BUFFALO -- If you haven't seen the goal, you will.
It's the one where Buffalo Sabres centre Tim Connolly turns Ken Klee into a pretzel, then threads a backhander into a three-inch space over Eddie Belfour's shoulder.
It was one of those sequential moves that has to be seen again and again to really appreciate. You can forgive Klee and Belfour if they choose to take our word for it.
It was also one of those goals that can break a team's back. The Maple Leafs had been large and in charge most of the night but couldn't seem to finish against Buffalo goalie Martin Biron. Connolly didn't make that mistake, scoring his magical second goal of the game in the seventh minute of the third period, giving Buffalo a 3-2 lead on the way to a 5-2 victory.
"It's definitely one of the better goals I've scored," Connolly said. "I practise that move a lot. Working on Rob Ray in the summer, he gave me the confidence to use that move in a game. I've used it before but I just haven't scored on it."
Connolly was about to head off the ice on a line change when the puck came to him on the left wing, heading into the Leafs zone. He went one-on-one against Klee, tucking the puck into his own skates as he slid past Klee on the outside. In the clear, he kicked the puck back to his stick, feinted left and Belfour went with him, leaving a microscopic opening for the high backhander that didn't miss.
Not only did it silence the Leafs, but it put a cork in the huge contingent of Toronto fans who had followed their heroes over the Peace Bridge and created an atmosphere not unlike a playoff game.
"It's nice," Connolly said. "It's a fun atmosphere whenever we play Toronto. The fans are battling back and forth. It's always a lot louder in the arena and I think the guys really enjoy playing when there's an atmosphere like that."
Ya think? In the past 21 Leaf visits to Buffalo, the Leafs have won only four times.
"I thought the atmosphere was good, whether it was a Canadian guy clapping his hands or a U.S. guy," Buffalo coach Lindy Ruff said.
Ruff didn't have a lot of difficulty curbing his enthusiasm.

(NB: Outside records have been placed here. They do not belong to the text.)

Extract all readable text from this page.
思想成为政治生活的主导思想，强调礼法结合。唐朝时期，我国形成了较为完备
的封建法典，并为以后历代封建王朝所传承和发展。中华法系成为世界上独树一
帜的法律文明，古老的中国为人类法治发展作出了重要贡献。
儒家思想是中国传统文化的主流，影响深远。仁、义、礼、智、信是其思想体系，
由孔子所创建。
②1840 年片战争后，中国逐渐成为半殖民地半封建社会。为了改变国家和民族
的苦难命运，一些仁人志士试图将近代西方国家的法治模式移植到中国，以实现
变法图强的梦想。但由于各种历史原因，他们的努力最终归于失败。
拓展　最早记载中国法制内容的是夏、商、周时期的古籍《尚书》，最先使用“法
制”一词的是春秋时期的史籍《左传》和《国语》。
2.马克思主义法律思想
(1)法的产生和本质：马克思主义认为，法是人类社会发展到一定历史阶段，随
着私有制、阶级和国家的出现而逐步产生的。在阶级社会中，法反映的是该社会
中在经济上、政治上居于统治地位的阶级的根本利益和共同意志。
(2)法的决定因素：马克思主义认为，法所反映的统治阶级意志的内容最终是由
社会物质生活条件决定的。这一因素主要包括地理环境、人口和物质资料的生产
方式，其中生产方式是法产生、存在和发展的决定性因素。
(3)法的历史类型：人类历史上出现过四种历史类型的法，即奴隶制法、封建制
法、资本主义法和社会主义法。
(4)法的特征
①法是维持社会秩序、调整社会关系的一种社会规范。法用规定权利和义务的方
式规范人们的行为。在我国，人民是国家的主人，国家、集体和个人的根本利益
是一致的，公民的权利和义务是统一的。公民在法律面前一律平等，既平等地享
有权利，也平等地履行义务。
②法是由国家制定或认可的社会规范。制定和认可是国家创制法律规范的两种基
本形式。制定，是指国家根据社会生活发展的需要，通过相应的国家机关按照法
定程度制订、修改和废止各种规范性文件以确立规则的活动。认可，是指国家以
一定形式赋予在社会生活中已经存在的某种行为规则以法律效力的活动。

He's not at all happy with his team's recent play and even though the Sabres won this one, he seemed unimpressed.
"There's still some things we've got to correct. Unless we correct them, we won't win on a consistent basis," he said.
But even in a grumpy mood, Ruff couldn't bring himself to disrespect the Connolly goal, though he did zing Klee in a backhanded way.
"That'll make TSN's Top 10," he said. "It might even make ESPN in the States. I've seen him (use the move). He (used) it maybe three games ago and didn't score.
"If you try that move every time down the ice you'll be frustrated a lot but there's a time and a place and a defenceman to do it on. It was a helluva goal. That's part of what the game is about now and it was tremendous."
Connolly conceded also that this was the kind of goal that would not have been scored during the NHL's previous incarnation.
Two years ago, Klee probably would have tackled Connolly as he tried to go by him. In the third period of a tight game, Klee probably would have had to amputate one of Connolly's arms to get a penalty.
"The highlight goals come from the new rules," Connolly said. "Under the old rules you could clutch or grab a guy when he's going around you. With the new rules you can't do that.
"I'm really happy that the move worked. It's not as if I'm trying something fancy. It's a legitimate move where you're pulling the puck around the guy. And you're using your feet to protect the puck."
Whatever it was, it was special and another example of what can happen when you enforce the rules. Nobody wrote any of this "new enforcement" into the record book last summer. It was there all the time. How is it we ignored the obvious for so long?